BNet Business Network is reporting that AIG may be on the verge of collapse, depsite the $143 billion it’s been given in federal tax dollars to keep it afloat. If ever there were a time to tell Washington to stop the outflow to taxpayer money to private companies, it’s now.
Despite a $143 billion federal rescue effort, American International Group seems to be tottering towards collapse. The giant insurer is quickly running through Federal Reserve lending and key executives are jumping ship, leaving some experts to wonder if bankruptcy might have been a better alternative.
Claiming to be solvent in September, AIG has been spending nearly $123 billion of the emergency Federal Reserve lending made available in September and October to keep the firm from going under.
The money was part of a total of $143 billion in loan money given by the federal government to assuage fears that AIG was so large and intertwined with the financial community that its failure would have a disastrous domino effect.

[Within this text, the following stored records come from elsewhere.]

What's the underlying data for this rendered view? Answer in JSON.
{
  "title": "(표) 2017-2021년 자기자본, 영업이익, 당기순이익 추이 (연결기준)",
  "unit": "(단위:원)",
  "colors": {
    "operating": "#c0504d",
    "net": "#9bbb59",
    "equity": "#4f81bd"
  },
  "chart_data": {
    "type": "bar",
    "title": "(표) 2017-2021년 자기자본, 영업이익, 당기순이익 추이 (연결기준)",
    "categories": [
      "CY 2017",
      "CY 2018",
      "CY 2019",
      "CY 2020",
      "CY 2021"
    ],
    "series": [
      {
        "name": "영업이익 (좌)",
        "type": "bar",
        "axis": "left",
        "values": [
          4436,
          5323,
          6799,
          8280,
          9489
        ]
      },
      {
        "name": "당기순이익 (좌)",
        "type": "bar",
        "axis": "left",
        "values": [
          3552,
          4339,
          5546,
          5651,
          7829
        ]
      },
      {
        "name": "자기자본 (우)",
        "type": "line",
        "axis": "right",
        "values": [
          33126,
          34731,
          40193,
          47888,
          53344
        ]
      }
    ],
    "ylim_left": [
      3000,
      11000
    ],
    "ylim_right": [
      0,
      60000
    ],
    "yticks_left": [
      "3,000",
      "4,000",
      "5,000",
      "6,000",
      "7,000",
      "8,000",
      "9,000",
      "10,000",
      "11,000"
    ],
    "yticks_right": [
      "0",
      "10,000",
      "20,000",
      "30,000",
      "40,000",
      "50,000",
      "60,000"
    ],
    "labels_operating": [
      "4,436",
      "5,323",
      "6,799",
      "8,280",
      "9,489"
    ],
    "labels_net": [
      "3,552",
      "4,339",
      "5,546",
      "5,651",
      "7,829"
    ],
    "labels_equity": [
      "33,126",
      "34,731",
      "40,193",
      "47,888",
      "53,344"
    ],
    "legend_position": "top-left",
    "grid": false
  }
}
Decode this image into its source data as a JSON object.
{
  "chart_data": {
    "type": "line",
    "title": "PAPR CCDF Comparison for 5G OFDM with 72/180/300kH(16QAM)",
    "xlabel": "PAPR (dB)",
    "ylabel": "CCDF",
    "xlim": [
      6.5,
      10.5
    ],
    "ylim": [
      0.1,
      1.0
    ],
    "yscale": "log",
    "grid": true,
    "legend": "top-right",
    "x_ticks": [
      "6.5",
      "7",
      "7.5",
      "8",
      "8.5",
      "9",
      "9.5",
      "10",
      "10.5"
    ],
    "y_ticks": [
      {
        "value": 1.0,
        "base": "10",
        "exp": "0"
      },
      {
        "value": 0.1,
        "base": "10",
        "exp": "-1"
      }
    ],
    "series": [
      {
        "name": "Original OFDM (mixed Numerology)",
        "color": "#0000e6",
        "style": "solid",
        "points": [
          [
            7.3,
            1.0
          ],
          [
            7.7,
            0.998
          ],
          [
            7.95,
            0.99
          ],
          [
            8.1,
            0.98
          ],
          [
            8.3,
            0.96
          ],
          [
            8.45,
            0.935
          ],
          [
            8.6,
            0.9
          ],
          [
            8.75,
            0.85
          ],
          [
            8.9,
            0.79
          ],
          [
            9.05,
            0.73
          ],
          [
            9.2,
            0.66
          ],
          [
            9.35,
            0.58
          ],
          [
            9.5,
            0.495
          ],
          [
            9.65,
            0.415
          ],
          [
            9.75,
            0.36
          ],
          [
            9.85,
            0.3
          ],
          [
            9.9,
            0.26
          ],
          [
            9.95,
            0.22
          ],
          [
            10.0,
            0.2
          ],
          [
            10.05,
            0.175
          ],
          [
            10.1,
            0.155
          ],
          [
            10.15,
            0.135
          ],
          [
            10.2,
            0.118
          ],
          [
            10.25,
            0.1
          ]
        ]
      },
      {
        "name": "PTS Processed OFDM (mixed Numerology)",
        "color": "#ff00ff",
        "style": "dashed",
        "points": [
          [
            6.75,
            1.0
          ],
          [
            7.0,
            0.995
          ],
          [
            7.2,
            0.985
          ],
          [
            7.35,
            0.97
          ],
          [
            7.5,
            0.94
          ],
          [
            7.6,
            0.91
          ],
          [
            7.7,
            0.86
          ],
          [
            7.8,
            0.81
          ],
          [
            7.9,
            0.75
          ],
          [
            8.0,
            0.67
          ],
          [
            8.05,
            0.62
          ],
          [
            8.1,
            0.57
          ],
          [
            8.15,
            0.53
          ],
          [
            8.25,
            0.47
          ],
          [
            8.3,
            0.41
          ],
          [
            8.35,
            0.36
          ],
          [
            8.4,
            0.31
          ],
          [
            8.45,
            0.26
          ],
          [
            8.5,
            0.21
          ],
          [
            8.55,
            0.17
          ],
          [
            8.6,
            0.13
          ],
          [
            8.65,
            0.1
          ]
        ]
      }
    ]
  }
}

The firm originally received $85 billion in bailout money in mid-September, but that sum has been increased by $38 billion more to give it credit in securities so it won’t spend the first $85 billion too fast. Last week, the Fed agreed to let AIG borrow $20 million more from a commercial paper bailout fund it had set up.
Burning so much money so fast has raised suspicions that AIG had already incurred billions of dollars in losses when the federal government extended it the $85 billion emergency line of credit. According to media accounts, AIG has not provided details of how it has spent the money. Complicating matters is that many of AIG.’s liabilities are in complicated and hard to value derivatives.